San Francisco-headquartered startup Descript, the company behind the audio and video editing platform, raised USD 30m in January 2021.
Nabeel Hyatt at Spark Capital led the Series B funding round, and Descript’s existing investors, Andreessen Horowitz and Redpoint Ventures (also an investor in tech-enabled LSP Lilt), both participated. All told, Descript has raised a total of USD 50m from these VCs to date.
Redpoint partner Satish Dharmraj will oversee the latest investment, while Travis Bryant, also of Redpoint, continues to advise Descript’s business development team.
Descript said it is building “a new class of AI-driven tools that push the limits of how we create media.” In practice, Descript’s flagship software — which uses both Google and Rev’s automatic speech recognition engines to power automated transcription — aims to simplify the process of creating and sharing audio and video content.
Although Descript offers same-language captions, the company does not yet have a specific timeline for integrating language translation, which Descript’s Head of Business Development Jay LeBoeuf identified as “one of our most requested features.”
One of Descript’s recently added linguistic features is a transcription glossary that enterprise clients can use to ensure their preferred terminology is reflected across all transcripts, including live transcripts. Another is filler word removal. Descript detects filler words and users can delete them with a few clicks.
Language service providers (LSPs) may consider using Descript’s platform and technology to potentially expand their client offerings. The transcription glossary and filler word removal could boost consistency within and across client documents, leaving less room for human error.
Another interesting feature that may open up new business opportunities is Overdub Voice, which offers “ultra realistic text to speech voice cloning.” Basically, the tool converts typed text into synthetic speech based on a person’s actual voice (Ref: lip-sync dubbing, synthetic dubbing).
While it’s likely too early for the feature to be used in entertainment media, for corporate media content it could be an interesting add-on to an LSP’s pitch.
As a safeguard against potential misuse, Descript users must confirm their identity and express consent in order to record Overdub Voice training data.

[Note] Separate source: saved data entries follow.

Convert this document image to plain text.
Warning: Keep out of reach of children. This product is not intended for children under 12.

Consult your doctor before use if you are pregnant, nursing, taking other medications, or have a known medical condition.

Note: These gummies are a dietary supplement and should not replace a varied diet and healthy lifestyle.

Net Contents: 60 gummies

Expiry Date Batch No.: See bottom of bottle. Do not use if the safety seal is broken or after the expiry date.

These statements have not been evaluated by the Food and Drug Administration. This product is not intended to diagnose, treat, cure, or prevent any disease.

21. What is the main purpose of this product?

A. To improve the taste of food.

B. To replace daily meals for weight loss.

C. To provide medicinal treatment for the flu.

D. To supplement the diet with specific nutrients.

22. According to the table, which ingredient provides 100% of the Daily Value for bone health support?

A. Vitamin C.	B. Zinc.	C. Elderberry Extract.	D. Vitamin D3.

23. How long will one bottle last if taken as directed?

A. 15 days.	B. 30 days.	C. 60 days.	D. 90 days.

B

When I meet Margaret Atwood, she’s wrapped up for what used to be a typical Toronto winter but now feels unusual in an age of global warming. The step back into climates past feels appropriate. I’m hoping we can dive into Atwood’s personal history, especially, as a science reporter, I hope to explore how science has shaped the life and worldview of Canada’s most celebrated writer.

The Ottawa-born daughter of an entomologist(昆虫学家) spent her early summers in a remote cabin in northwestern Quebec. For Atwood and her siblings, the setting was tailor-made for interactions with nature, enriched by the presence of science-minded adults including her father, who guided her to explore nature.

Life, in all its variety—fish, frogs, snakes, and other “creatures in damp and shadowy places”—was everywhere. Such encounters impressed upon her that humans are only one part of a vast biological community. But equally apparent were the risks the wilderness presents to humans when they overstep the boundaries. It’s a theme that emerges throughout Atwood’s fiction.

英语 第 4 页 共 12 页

The creator then “owns” the Overdub Voice, and their voice is used to confirm consent for future voice synthesis (although an owner can grant other users access to their Overdub Voice).
Descript’s Roots, Branching Out
Prior to its December 2017 launch as a native Mac app, Descript was originally an internal tool at another startup, Detour. Descript’s founders took a detour of their own. Deciding that Descript was a better idea, they built a new company around it instead.

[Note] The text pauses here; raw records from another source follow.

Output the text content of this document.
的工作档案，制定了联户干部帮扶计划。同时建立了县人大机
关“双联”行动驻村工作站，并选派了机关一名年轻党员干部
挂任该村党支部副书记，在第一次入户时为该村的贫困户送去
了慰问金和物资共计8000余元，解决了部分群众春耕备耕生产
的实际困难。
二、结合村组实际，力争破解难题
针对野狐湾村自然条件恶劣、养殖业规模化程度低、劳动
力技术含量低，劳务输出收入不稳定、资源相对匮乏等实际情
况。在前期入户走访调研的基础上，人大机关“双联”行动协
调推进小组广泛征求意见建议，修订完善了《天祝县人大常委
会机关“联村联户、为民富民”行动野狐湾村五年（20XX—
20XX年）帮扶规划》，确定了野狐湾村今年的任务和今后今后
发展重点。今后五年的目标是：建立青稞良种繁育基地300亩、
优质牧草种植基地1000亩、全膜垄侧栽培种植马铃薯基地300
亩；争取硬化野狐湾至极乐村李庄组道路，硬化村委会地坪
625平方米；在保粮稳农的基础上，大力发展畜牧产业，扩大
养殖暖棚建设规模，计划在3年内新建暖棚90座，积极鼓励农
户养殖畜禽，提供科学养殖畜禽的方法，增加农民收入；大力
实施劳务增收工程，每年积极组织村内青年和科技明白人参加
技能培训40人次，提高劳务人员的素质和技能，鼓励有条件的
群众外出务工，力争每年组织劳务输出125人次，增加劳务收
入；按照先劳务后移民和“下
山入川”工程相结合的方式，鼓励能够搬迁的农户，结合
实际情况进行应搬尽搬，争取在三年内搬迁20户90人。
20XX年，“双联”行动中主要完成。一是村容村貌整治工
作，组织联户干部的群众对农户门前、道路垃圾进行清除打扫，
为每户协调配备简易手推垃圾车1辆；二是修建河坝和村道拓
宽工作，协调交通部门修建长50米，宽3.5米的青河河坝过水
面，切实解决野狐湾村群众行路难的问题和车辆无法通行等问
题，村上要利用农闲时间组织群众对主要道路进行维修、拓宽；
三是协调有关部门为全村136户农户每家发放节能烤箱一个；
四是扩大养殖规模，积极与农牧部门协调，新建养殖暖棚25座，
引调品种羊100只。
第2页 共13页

Three years later, Descript has graduated from single-track audio and transcription editing tool to podcast-creating platform — and joined forces with voice-cloning tech startup Lyrebird, based in Montreal. This partnership laid the foundation for the July 2020 release of Descript’s Overdub feature. (Lyrebird now functions as Descript’s internal AI research division.)
Some of Descript’s best-known clients come from the world of journalism: The New York Times, Al Jazeera, NPR, iHeartMedia, among others. (Full disclosure: Slator uses Descript to polish its weekly podcast). Outside that field, LeBoeuf said, other use cases include marketing and sales, customer support, user research, and online learning.
According to LeBoeuf, “Descript is well established as a tool for creatives — applications including amateur and professional podcasting, vlogging, and content production. On the business side, we’re enabling everyone to be a storyteller.”